Takuya s'approcha du vieux Ranh, qui observait les activités depuis son poste habituel, adossé à une poutre récemment dressée. Le vieil homme ne tourna pas la tête, mais un léger rictus indiqua qu'il avait noté sa présence.

- Ils ne sont plus les mêmes, dit simplement Ranh.

Takuya ne répondit pas immédiatement. Il observa encore, mesurant la distance parcourue depuis ce jour où il avait adressé son premier discours à la foule silencieuse.

- Pas encore, répondit-il finalement. Mais ils avancent.

Ranh hocha la tête, son regard perçant fixé sur l'horizon.

- Et ton plan pour les prochains jours ?

Takuya se tourna légèrement vers lui.

- Trois jours avant la prochaine expédition. On va utiliser chaque jour au maximum.

Il énuméra calmement, comme s'il avait déjà répété cela pour lui-même :

- Premier axe : entraînement. Ranh, tu prends Kaïla, Nym et les défenseurs. Deuxième axe : test. J'ai des choses à vérifier - les plantes, les symboles, et la respiration. Troisième axe : prévoyance. On prépare ce dont on n'a pas encore besoin, mais qu'on devra avoir sous la main.

Ranh hocha lentement la tête.

- Pas urgent. Mais nécessaire. Tu penses bien.

Takuya ne répondit pas. Il s'éloigna en silence, ses pensées déjà tournées vers les prochaines heures.

Trois jours. Trois piliers. Pour ne plus jamais avancer à l'aveugle.

Le soleil avait entamé sa lente montée vers le zénith quand Takuya quitta les abords du village, contournant les zones d'activité pour ne pas être interrompu. Il marchait d'un pas lent, mesuré, son esprit déjà ailleurs. Son objectif était clair : tester enfin, sérieusement, la technique de respiration décodée dans le vieux livre « Maître des Barrières ».
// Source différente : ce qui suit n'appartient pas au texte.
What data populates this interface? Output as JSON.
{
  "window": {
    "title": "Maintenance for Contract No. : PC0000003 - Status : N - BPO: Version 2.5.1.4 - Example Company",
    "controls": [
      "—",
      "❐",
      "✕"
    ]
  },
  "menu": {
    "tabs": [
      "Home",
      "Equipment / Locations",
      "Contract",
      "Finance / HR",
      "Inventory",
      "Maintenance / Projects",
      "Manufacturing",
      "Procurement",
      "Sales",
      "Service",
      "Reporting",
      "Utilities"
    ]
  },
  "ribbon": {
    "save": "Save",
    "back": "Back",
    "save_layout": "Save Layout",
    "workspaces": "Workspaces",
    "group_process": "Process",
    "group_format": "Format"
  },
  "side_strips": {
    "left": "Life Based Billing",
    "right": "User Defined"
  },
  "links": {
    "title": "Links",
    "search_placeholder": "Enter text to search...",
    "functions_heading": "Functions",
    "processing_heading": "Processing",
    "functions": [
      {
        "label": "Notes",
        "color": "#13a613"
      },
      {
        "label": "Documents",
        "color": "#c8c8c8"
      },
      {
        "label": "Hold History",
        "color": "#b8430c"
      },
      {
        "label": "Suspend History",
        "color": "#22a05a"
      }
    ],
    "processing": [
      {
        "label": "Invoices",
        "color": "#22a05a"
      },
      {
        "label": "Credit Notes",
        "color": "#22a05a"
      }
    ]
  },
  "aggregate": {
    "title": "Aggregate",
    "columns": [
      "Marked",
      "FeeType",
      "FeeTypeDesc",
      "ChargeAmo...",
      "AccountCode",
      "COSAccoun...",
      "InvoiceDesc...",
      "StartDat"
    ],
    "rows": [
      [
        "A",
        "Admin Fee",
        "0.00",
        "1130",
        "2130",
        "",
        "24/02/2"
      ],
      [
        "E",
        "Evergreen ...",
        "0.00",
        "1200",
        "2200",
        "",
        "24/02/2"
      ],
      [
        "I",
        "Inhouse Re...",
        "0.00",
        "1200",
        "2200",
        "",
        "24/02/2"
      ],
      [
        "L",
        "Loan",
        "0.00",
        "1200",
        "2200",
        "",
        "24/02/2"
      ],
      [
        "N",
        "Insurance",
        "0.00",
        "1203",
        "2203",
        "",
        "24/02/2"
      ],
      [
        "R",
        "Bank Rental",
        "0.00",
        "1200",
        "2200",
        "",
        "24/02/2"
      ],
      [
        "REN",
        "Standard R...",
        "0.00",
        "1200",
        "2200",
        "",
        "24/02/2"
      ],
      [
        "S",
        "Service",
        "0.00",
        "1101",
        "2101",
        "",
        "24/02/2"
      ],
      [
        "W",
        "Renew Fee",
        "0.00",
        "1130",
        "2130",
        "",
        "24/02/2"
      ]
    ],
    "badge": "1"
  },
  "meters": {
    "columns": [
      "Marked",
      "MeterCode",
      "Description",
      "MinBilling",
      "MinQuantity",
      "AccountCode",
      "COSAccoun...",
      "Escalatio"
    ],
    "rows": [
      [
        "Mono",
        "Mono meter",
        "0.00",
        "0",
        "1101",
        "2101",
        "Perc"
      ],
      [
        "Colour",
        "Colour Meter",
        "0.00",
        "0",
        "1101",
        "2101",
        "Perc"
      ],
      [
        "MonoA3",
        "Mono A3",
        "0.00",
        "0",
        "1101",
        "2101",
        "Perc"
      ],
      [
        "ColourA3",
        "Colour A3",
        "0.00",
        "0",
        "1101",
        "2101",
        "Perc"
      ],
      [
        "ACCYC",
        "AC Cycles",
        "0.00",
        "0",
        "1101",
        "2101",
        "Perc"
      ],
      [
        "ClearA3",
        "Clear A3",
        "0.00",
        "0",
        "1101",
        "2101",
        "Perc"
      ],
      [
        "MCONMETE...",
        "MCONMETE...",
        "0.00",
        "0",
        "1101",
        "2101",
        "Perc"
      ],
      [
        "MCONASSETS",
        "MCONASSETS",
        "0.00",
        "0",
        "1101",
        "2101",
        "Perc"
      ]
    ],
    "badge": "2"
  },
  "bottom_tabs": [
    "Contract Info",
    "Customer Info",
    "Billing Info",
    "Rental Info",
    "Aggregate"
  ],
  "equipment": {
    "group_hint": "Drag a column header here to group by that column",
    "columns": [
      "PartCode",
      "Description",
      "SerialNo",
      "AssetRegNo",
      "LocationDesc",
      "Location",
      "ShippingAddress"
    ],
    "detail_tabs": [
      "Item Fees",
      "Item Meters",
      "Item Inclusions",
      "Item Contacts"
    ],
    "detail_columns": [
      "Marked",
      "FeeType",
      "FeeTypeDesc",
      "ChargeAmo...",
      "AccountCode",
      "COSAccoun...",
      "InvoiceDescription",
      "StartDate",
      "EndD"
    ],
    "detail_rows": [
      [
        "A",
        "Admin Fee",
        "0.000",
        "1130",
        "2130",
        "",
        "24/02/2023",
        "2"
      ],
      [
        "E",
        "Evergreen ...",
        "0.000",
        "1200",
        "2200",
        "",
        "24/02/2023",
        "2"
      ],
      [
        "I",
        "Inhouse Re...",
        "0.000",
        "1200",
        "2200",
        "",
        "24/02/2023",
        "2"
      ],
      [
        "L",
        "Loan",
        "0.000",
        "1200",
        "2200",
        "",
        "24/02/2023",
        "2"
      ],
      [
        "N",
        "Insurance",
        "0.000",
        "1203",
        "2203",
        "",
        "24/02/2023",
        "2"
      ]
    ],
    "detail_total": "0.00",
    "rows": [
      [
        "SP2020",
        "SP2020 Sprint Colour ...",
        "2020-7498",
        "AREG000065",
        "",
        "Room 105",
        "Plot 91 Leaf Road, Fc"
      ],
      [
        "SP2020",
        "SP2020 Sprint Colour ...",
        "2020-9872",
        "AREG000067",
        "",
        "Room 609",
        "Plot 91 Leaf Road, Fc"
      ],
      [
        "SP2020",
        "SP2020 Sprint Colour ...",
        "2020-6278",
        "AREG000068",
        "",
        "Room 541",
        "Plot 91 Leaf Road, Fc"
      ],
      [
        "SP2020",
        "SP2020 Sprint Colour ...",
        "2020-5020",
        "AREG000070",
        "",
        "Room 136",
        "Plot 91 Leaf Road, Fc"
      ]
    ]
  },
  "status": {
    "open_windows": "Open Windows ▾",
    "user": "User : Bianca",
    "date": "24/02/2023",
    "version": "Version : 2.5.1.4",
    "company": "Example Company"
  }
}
Il s'arrêta à la lisière est, dans une zone calme bordée de pierres plates et moussues. C'était un endroit qu'il avait repéré quelques jours plus tôt : éloigné mais pas isolé, discret, propice à la concentration. Il déroula une simple toile pour s'asseoir et posa à côté de lui l'épée de Varek. Le livre « Maître des Barrières », trop endommagé pour être lu directement, avait été partiellement décodé par CAINE. Seules deux choses avaient pu être extraites et enregistrées dans son esprit : une technique de respiration avancée, et cinq symboles à potentiel magique encore mal compris.

Le chapitre qu'il voulait explorer était court mais dense. Intitulé « Respiration du Réceptacle », il décrivait une technique visant à aligner la respiration sur les flux de mana ambiants. Une méthode de canalisation douce, presque passive, basée sur l'idée que le corps n'était pas un outil à forcer mais un vase à ouvrir.

Il s'installa en tailleur, redressant la colonne, abaissant les épaules. Il ferma les yeux.

Inspire. Expire.

Il commença par stabiliser son souffle, cherchant la lenteur, la profondeur, la régularité. Très vite, il entra dans cet espace mental familier : ni veille, ni sommeil, une conscience en suspens.

Mais cette fois, il introduisit la visualisation recommandée par le texte : il s'imagina vide. Un réceptacle de pierre lisse, aux parois fines, froid au début. À chaque inspiration, une brise invisible entrait en lui. Non pas de l'air, mais une forme d'énergie douce, imperceptible, qui venait emplir ce vide.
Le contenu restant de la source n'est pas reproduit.